Jura : un parasite jamais observé en France infeste des perches

Une trentaine de perches infestées par un parasite qui n’avait pas encore été observé en France ont été prélevées par la fédération de pêche du Jura fin décembre.

Perche fluviatile infestée par le parasite Clinostomum complanatum
Perche fluviatile infestée par le parasite Clinostomum complanatum © LDA39, Laboratoire départemental d'analyses du Jura

Les poissons ont des kystes qui abritent un parasite au stade larvaire nommé Clinostomum complanatum. En France, il vient d’être observé sur des perches fluviatiles, prélevées en décembre dernier dans le canal Rhin Rhône à Orchamps. La fédération de pêche du Doubs s’est rendue à cet endroit précis car en décembre 2019, des pêcheurs avaient déjà remarqué cette infection sur des perches.

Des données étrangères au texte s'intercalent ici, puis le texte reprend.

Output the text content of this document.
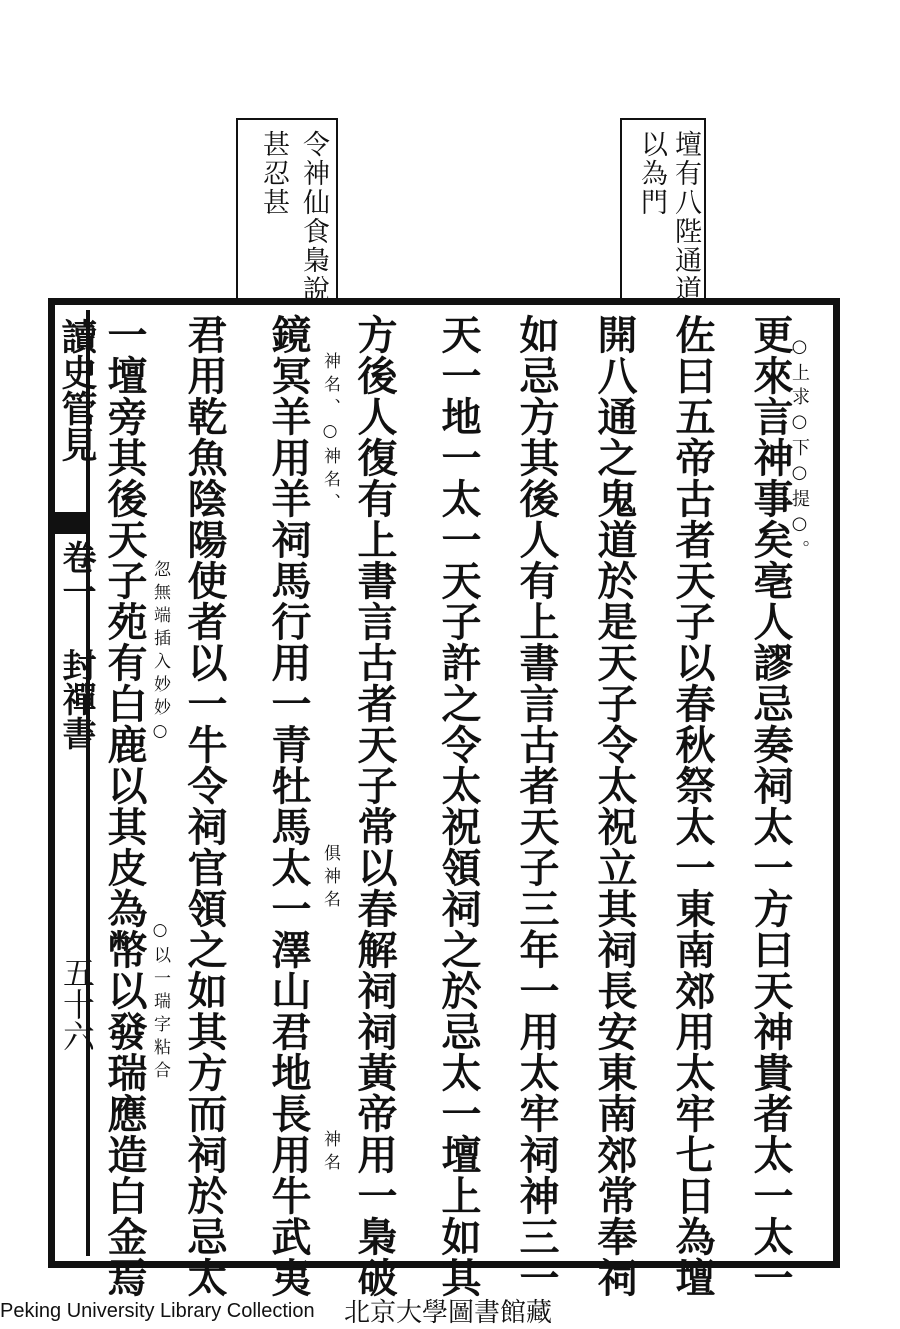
壇有八陛通道
以為門
令神仙食梟說
甚忍甚
讀史管見
卷一 封禪書
五十六
○上求○下○提○。
更來言神事矣亳人謬忌奏祠太一方曰天神貴者太一太一
佐曰五帝古者天子以春秋祭太一東南郊用太牢七日為壇
開八通之鬼道於是天子令太祝立其祠長安東南郊常奉祠
如忌方其後人有上書言古者天子三年一用太牢祠神三一
天一地一太一天子許之令太祝領祠之於忌太一壇上如其
方後人復有上書言古者天子常以春解祠祠黃帝用一梟破
鏡冥羊用羊祠馬行用一青牡馬太一澤山君地長用牛武夷
君用乾魚陰陽使者以一牛令祠官領之如其方而祠於忌太
一壇旁其後天子苑有白鹿以其皮為幣以發瑞應造白金焉	神名、○神名、
俱神名
神名
忽無端插入妙妙○
○以一瑞字粘合
Peking University Library Collection 北京大學圖書館藏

Autre foyer d’infestation identifié, un étang à Noironte dans le Doubs. C’est à 25 kilomètres d’Orchamps à vol d’oiseau.

Ce parasite a déjà été remarqué en Italie et en Allemagne. Il est aussi repéré en Asie et en Afrique. Si la fédération de pêche du Jura, le Laboratoire d’analyses du Jura, le muséum et l’Université de Genève ont publié un avertissement, c’est parce que ce parasite peut perturber la santé de l’homme.

Comme tout parasite, le Clinostomum complanatum doit trouver des sortes d’hébergements pour le loger tout au long de sa vie. C’est un cycle parfaitement organisé. Prenez un oiseau mangeur de poisson, c’est l’hôte définitif du parasite. Un héron ou un canard par exemple. Le parasite a besoin de trois organismes pour vivre toutes les étapes de son développement.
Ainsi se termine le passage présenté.